In this oracle, the feather—either a gift, or returning from or to another reality—is a message, usually auspicious, that can change our daily destiny.


ESSENCE
Every journey is essence’s desire to return to itself. But essence is the final truth, and we are not allowed to meet it as long as we are alive. Residing in it would mean not acting, not feeling restless anymore, not remembering the courage of joy, not moving. Essence resembles a seed whose flower is the unraveling of our existence, our thoughts, our growth, and our aging. It’s the center of the circle and what brings it to fruition in the final moment. Do not believe that it’s invisible—it’s as exposed as it is hidden. It’s the microcosm of a person, scattered and reflected in the macrocosm of the world-system, and vice versa; it’s the world that comes to awaken every physical and spiritual part of a human. Sometimes essence is best seen when distant from love, leaving another human or nonhuman animal, or a plant, a place, an element of the earth, to deliver it in a chest we won’t investigate too much.
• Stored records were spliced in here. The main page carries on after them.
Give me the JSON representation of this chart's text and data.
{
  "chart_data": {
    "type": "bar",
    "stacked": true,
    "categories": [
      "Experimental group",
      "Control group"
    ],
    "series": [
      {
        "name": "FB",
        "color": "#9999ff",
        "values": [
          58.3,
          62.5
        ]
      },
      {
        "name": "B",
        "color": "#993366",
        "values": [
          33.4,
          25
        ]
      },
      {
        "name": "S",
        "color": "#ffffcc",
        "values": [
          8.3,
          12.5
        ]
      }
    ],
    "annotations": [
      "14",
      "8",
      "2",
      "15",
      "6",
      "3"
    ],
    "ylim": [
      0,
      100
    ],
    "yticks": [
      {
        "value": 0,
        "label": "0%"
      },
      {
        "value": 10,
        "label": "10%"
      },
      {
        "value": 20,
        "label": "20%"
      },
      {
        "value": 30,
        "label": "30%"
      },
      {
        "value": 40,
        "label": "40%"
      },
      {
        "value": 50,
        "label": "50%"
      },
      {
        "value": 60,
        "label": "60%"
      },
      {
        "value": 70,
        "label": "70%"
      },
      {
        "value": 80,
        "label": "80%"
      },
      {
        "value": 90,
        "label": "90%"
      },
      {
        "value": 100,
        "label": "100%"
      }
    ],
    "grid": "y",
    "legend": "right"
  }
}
If we wanted to interpret its contents, it would move elsewhere. It’s the multitude into which we fragment, and it’s the multitude to which we can give voice. In this oracle, the card reading can be inspired by and tend toward essence, as well as to the value of the story we are being told. But beware: essence doesn’t coincide with morality. In this story, essence might surprise us, taking on the appearance of a person, or opening a new scenario where we thought we had already achieved our goal.
While the threshold is departure and arrival, essence is openness. To touch it, you have to be ready to lose it.